籠の中の鳥は今宵も熱い寵愛を受ける【完結】
「すぐに逃げようとする」
「してません!」
「じゃあ抵抗はやめて身を委ねるのが賢明だよ」
クラクラするほどの甘美な声に私の体は従順だ。そういえばまだ一度しかしていなかった。

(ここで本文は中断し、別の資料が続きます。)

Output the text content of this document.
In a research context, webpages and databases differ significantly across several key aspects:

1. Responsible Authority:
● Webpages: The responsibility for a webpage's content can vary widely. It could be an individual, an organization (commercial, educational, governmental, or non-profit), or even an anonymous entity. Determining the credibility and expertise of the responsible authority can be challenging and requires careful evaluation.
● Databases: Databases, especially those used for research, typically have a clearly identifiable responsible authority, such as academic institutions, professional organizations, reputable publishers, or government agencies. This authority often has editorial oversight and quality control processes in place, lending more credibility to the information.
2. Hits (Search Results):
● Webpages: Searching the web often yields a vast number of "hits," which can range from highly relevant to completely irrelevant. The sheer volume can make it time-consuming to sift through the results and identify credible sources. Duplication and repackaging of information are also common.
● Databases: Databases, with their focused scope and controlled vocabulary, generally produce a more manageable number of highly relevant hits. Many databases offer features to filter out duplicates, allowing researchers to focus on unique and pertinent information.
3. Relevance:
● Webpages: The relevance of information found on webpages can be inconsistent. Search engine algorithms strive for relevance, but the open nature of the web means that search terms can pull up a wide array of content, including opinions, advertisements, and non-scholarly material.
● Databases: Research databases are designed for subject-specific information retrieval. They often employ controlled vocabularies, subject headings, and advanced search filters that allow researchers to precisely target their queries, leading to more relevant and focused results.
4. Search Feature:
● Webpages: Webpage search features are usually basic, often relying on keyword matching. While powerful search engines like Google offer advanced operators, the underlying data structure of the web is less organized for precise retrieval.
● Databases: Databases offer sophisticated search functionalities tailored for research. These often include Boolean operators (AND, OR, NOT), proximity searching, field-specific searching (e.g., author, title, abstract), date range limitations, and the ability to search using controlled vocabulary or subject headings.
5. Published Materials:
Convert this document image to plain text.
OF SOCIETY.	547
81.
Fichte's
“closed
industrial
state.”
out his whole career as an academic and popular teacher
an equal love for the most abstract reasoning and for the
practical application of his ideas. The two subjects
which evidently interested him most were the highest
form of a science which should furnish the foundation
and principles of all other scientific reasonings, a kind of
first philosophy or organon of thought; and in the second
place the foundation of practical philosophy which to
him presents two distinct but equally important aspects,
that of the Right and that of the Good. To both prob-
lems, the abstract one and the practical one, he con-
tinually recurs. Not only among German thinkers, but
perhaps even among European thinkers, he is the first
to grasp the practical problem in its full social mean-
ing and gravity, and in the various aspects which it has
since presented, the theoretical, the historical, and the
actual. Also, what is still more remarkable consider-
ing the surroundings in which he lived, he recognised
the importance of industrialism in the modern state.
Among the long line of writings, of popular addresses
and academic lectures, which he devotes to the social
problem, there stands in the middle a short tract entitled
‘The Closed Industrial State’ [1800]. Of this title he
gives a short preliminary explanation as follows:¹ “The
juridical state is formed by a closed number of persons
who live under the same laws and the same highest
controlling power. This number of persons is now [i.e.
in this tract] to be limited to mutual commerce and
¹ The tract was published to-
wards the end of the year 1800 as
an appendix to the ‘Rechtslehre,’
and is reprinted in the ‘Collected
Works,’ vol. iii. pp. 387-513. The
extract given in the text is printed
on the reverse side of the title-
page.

「あぁ、そうだ。どうやら社内で君の噂が流れているようだけど知ってた?」
「知り、ません」
たどたどしい口調は彼の手が既に私のボタンにかけられているからだ。
一つ一つゆっくりと、丁寧に外すのはその過程の私の反応を見たいからだろう。
やはりドSなのだろう。
負けじと目線を横にずらして唇を真一文字に結ぶ。
「どうやら君は秘書課の誰かと結婚するということらしい」
「え?」
「その顔は本当に知らなかったようだね。多分土浦のことだろう。どうしてか俺じゃなくて土浦になっているのが気に入らない」
「…あ、」
脱がされたパジャマが肩からずれ落ちブラが丸見えだ。
肌着を中に着ておこうと思っていたのに、つい家の中だと油断してしまう。
慌てて胸を隠そうとするがそれよりも先に彼が首筋にかみついてくる。
チクリ、痛みが走るがすぐに快感へ変化する。